Many producers don’t claim any technical expertise at all. Rick Rubin is a well-known example – despite being a self-confessed audiophile, he doesn’t actually sit at the desk on the records he produces, but instead specifically chooses different mix engineers to work with on each project.

“Mentor” producers like Rubin instead focus solely on the artist’s intent, motivation and performances, coaching them to produce the best music they’re capable of, by whatever means. Rubin seems to have a gift for freshly inspiring and invigorating artists and re-focusing them on their core strengths, for example.

3. The Golden Ticket

Some producers seem to have an almost magical touch – a secret formula that guarantees almost anyone who works with them success. Phil Spector, with his trademark “wall of sound” was an early example, whereas in the 80s Stock Aitken & Waterman developed and instantly recognisable template for their artists.

Of course a distinctive sound is only a good thing if the producer’s style suits the material. Paul McCartney was famously outraged at what Spector did with “Let It Be”. Dr Dre is a more recent example of a “golden ticket” producer – almost single-handedly responsible for the output of a vast swathe of the biggest rap and R&B artists in recent years.

4. The Remixer

Many people think of the ‘remix producer’ as a recent development, but the origins are actually a fusion of Lee “Scratch” Perry’s dub remixes with Tom Moulton‘s extended disco mixes in the mid 70s. Artists like Grandmaster Flash pioneered the use of cutting and scratching, and midi and sampling took this to another level. Remixing has now become so much a part of the mainstream music culture that often the remix becomes the hit before people know the original song !

5. The Musician

Trevor HornPerhaps the least recognised but most fundamental skill a producer requires is musicality. A producer will contribute, comment and advise on songwriting, arrangement and performance – and many are also musicians themselves.

Some even play on the albums they work on – Daniel Lannois contributed guitar to U2’s Joshua Tree, for example and multi-instrumentalist Trevor Horn played – well, nearly everything – on Frankie Goes To Hollywood’s “Welcome To The Pleasuredome” album. Also a brilliant engineer, he even combined the two skills by practically single-handedly inventing sampling through his early experiments with the Fairlight keyboard.

6. The Artist

Some producers take this musicality to another level by actually being the artist. The two ultimate examples are arguably Prince, with the infamously modest “Produced, Arranged, Composed and Performed by Prince” credit; and the incomparable Brian Wilson – who on his masterpieces “Pet Sounds” and “Smile” somehow managed to equal and perhaps even surpass the musical achievements of all “five” Beatles put together.

7. The Bonkers Visionary

Joe MeekOther producers simply defy categorisation – for example Lee “Scratch” Perry, who some hail as a genius but others dismiss as certifiably insane ! Without doubt he was incredibly influential, at least until he burnt down his extraordinary low-tech Black Ark studio in a fit of rage.

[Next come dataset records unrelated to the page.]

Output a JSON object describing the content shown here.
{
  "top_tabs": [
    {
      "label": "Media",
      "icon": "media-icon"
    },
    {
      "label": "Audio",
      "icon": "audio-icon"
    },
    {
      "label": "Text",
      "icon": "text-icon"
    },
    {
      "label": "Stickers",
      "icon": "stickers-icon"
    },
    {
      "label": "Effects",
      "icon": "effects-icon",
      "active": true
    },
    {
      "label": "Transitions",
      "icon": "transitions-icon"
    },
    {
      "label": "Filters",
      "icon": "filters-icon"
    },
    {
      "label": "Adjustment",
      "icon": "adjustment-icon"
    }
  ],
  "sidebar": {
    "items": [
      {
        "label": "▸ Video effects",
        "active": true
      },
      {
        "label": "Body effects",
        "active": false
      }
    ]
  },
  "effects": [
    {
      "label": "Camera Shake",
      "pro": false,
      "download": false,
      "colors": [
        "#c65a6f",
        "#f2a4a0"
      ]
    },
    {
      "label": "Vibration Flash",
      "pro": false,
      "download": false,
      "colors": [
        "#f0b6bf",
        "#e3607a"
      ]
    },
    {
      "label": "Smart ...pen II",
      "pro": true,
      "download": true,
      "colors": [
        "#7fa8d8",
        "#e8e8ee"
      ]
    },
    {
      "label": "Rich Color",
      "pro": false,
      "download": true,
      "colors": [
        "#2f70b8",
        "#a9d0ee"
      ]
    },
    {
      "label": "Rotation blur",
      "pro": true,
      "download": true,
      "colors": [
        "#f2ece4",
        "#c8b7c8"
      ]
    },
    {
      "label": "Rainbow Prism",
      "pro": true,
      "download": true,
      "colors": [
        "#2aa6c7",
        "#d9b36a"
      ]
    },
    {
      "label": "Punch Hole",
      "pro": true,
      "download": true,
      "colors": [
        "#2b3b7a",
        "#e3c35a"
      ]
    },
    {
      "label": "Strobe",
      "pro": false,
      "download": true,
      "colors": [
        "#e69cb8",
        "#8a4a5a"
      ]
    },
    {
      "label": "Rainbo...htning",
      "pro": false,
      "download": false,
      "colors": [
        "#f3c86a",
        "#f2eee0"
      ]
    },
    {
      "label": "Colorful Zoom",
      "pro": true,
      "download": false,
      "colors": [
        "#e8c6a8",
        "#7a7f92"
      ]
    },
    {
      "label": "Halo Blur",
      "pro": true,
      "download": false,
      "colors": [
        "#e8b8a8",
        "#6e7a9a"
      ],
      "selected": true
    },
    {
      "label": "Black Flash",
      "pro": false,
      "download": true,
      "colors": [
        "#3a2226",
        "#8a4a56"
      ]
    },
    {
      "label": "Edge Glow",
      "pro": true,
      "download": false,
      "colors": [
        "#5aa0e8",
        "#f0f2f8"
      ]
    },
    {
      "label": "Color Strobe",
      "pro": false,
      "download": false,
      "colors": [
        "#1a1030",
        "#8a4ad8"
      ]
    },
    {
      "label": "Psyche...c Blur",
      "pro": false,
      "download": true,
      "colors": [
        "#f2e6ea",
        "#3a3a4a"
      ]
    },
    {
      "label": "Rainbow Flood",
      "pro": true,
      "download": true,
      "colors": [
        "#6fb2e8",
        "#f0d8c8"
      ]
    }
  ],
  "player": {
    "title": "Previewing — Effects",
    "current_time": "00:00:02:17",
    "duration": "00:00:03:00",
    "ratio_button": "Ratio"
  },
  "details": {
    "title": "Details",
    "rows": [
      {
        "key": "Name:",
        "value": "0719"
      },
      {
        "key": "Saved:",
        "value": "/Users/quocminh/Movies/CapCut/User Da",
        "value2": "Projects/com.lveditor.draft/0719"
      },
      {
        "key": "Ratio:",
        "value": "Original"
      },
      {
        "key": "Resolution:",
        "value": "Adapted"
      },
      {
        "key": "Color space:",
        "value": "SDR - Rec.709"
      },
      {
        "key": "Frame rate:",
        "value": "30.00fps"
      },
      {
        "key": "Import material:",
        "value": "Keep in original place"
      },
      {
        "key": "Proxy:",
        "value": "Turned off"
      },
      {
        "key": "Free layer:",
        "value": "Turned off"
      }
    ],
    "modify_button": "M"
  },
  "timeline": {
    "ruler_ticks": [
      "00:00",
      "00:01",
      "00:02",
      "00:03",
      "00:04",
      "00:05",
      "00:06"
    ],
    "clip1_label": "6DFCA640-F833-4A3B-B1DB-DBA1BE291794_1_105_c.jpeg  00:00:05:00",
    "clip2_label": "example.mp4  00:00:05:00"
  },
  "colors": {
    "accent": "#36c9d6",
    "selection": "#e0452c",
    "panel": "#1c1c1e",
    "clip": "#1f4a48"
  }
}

Joe Meek contributed to over 245 records, 45 of which were major hits, all before the age of 37, when tragically he committed suicide. This was despite having no formal music training – or even being able to play an instrument. Somewhere along the way he became a key figure in the development of multi-mic and multi-track recording, as well as experimenting with largely home-made reverbs and compressors.

So, there you have the seven styles I promised. Of course many producers span many or most of these simultaneously. In fact, this is so true of the very best producers that they simply can’t be pigeonholed, and achieve an entirely different level of production brilliance as a result.

For that reason, I can’t resist adding just one more category:


The Godlike Genius

I’ve already mentioned several producers who I think deserve this title – Brian Wilson and Trevor Horn, for example. Brian Eno is another. As an engineer he constantly breaks new ground – he invented “ambient” and “generative” music, for example – and “My Life in the Bush of Ghosts“, his early 80s collaboration with David Byrne, brilliantly anticipates the sampling revolution of the 90s.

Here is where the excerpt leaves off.